Diesmal: Gesundheitsversorgung für PatientInnen statt für Lobbys
In diesen Tagen konnte man wieder sehen, was der Bundesregierung und insbesondere der FDP in der Gesundheitspolitik weitgehend fehlt: die Fähigkeit, sich von den Interessen einzelner Lobbygruppen zu lösen und das große Ganze (gerecht) in den Blick zu nehmen. Das Bundeskabinett hat den Entwurf des Versorgungsgesetzes beschlossen. Erklärtes Ziel des Gesetzes: die Gesundheitsversorgung zu verbessern und einem vermeintlichen Ärztemangel entgegenzutreten. Werden diese Ziele erreicht? Klares Nein.
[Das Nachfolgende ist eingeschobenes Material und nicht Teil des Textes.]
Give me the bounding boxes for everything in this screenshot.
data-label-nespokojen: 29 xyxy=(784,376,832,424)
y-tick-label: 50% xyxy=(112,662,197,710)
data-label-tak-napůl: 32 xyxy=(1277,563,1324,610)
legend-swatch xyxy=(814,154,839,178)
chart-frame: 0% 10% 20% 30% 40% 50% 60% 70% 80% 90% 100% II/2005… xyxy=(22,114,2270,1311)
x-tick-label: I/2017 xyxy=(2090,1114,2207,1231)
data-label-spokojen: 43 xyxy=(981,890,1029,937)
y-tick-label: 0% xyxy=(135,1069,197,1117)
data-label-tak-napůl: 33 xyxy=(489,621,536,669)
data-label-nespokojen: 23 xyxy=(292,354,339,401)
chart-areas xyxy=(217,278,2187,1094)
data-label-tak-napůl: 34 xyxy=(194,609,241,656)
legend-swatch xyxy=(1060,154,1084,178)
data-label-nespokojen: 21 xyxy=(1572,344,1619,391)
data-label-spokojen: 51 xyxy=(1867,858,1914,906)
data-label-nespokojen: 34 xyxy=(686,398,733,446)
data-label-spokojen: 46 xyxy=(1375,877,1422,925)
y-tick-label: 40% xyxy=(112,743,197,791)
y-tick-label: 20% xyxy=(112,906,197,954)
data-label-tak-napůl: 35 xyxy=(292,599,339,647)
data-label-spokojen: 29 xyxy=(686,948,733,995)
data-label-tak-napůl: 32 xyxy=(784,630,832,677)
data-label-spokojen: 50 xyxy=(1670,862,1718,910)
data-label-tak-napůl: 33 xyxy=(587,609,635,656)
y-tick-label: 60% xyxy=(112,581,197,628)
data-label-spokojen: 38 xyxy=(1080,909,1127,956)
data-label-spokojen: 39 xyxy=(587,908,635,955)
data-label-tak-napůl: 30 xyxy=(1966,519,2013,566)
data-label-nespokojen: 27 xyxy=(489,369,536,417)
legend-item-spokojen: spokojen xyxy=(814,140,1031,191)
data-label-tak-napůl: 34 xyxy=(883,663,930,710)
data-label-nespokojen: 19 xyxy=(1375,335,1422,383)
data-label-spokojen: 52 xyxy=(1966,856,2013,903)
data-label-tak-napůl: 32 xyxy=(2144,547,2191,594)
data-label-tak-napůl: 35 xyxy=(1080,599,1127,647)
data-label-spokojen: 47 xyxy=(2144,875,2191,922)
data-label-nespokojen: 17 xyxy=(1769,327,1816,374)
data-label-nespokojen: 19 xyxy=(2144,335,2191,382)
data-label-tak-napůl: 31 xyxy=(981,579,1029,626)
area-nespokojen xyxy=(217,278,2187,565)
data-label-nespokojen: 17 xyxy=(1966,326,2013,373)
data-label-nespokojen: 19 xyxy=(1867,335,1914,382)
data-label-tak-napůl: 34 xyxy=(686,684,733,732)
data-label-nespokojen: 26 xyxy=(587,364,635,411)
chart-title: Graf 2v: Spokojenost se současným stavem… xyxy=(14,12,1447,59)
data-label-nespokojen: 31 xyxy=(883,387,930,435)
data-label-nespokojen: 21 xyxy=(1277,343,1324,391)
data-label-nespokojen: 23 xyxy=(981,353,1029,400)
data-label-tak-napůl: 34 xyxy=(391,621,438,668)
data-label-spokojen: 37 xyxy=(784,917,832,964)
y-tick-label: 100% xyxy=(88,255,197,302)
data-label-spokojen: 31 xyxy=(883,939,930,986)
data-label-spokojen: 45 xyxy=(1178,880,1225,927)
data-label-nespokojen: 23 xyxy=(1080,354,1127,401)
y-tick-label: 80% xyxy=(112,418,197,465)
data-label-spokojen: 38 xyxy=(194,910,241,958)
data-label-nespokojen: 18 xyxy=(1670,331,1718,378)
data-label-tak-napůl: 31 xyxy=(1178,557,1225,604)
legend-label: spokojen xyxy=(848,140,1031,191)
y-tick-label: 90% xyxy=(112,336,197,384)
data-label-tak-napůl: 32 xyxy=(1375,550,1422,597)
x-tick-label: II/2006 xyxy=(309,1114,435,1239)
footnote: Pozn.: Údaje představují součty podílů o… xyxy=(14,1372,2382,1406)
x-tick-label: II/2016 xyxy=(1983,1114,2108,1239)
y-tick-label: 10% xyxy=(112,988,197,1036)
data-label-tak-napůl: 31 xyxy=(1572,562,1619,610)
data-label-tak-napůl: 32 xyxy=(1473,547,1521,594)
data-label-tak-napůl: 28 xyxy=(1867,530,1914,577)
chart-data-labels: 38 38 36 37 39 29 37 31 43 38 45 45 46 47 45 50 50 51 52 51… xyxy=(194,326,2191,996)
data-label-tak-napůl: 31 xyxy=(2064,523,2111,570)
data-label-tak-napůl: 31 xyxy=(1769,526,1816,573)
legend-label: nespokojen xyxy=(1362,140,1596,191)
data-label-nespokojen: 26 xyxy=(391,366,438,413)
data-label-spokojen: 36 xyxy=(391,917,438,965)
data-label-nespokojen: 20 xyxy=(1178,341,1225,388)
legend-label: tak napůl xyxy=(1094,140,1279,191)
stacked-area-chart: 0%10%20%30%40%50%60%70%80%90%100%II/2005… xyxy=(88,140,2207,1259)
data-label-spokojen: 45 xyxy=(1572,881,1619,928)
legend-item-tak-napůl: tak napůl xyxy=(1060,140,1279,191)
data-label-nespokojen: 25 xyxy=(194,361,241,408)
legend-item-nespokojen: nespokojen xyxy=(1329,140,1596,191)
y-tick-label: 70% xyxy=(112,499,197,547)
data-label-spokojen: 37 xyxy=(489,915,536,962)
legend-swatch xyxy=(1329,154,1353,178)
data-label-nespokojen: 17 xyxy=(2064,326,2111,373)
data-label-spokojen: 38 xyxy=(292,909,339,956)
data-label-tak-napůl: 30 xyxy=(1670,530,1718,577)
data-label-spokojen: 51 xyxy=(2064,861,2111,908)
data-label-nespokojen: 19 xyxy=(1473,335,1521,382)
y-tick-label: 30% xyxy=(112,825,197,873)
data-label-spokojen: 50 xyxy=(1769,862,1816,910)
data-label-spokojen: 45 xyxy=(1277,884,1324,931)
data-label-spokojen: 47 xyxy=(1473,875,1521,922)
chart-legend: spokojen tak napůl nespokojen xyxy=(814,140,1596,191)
Das beginnt schon damit, dass die Bundesregierung bei der Analyse scheitert. Denn die grundlegende Herausfordung für die Gesundheitsversorgung besteht nicht darin, dass es im Lande generell zu wenig Ärzte gäbe. Diesen Mangel gibt es nur regional und er ist weitgehend auf Arztgruppen wie die Hausärzte und die Psychotherapeuten begrenzt.
Die Herausforderung resultiert aus dem demographischen Wandel. Die Zahl älterer Patientinnen und Patienten mit einer oder gleich mehrerer chronischer Erkrankungen wird zunehmen. Das erfordert eine andere Art der Versorgung. Denn für diese Menschen steht weniger der heilende Aspekt der Versorgung im Vordergrund. Es geht auch weniger um die Behandlung einzelner Diagnosen. Vielmehr muss der ganze Mensch mit seinen Bedürfnissen in den Mittelpunkt rücken. Der Patient oder die Patientin muss befähigt werden, mit seinen chronischen und damit unheilbaren Erkrankungen zu leben. Zudem wird die Prävention wichtiger werden müssen.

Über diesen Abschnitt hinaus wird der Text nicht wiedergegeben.